In 2015, members of the North American Securities Administration Association (NASAA) performed coordinated state exams in which examiners uncovered the top registered investment adviser (RIA) compliance deficiencies in 42 jurisdictions. In total, 1,170 examinations were conducted and 4,983 deficiencies were reported. Previously, we discussed the most common regulatory compliance deficiencies related to RIA firms acting as solicitors focusing particularly on proper disclosure to prospective clients.
In this latest update, we once again focus on solicitor-related regulatory compliance deficiencies. It is a common practice for an RIA firm to use a third party solicitor in order to attract clients. When utilizing a solicitor, firms must remain in compliance with the relevant SEC and state regulations. In the most recent 2015 investment adviser examination report, NASAA noted that 15.0% of all RIA firms using third party solicitors had at least one deficiency as it relates to paying solicitors for referrals. This is a significant decrease from the 2013 report which noted 25.0% of advisors utilizing solicitors had solicitor-related deficiencies.

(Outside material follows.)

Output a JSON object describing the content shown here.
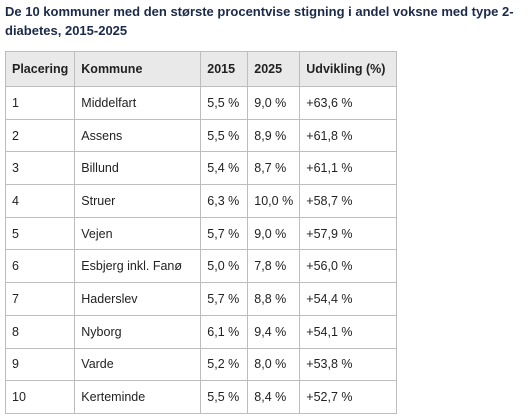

The table below highlights the changes in deficiency frequency beginning with the 2011 to the most recent 2015 study:
In 2015, the top deficiencies as it relates to paying solicitors were:
- Solicitor not providing its solicitor disclosure document to prospects (16.7%)
- Solicitor disclosure document: No written document (16.7%)
- Solicitor agreement: Compensation arrangement (16.7)
- Solicitor agreement: No written agreement with each solicitor (16.7%)
- Solicitor disclosure document: Clause for any additional advisory fees charged to compensate the solicitor (8.3%)
In 2013, the top deficiencies as it relates to paying solicitors were:
- Solicitor agreement: No written agreement with each solicitor (17.4%)
- Solicitor not providing the adviser’s Form ADV Part 2/disclosure brochure to prospects (8.7%)
- Solicitor not providing its solicitor disclosure document to prospects (8.7%)
- Solicitor disclosure document: Terms and description of solicitor’s compensation (8.7%)
- Solicitor disclosure document: No written document (8.7%)
It should also be noted that the 2011 NASAA exam report drew attention to the large number of regulatory deficiencies related to RIA firms not properly disclosing all of the firm’s solicitors.
As RIA compliance consultants, we continue to see more investment advisory firms consider acting as or utilizing the services of a third party solicitor. When considering a solicitor relationship, there are clear established guidelines related to proper disclosure to the prospective client and documentation of the financial arrangement that need to be followed. We strongly encourage the Chief Compliance Officer (CCO) of each RIA firm involved in a solicitor relationship to ensure that none of the frequent compliance issues related to the use of solicitors noted above are present. When utilizing a third party solicitor, it is the responsibility of the firm paying the solicitor to ensure that the solicitor is being properly supervised and that all relevant regulatory requirements are being met.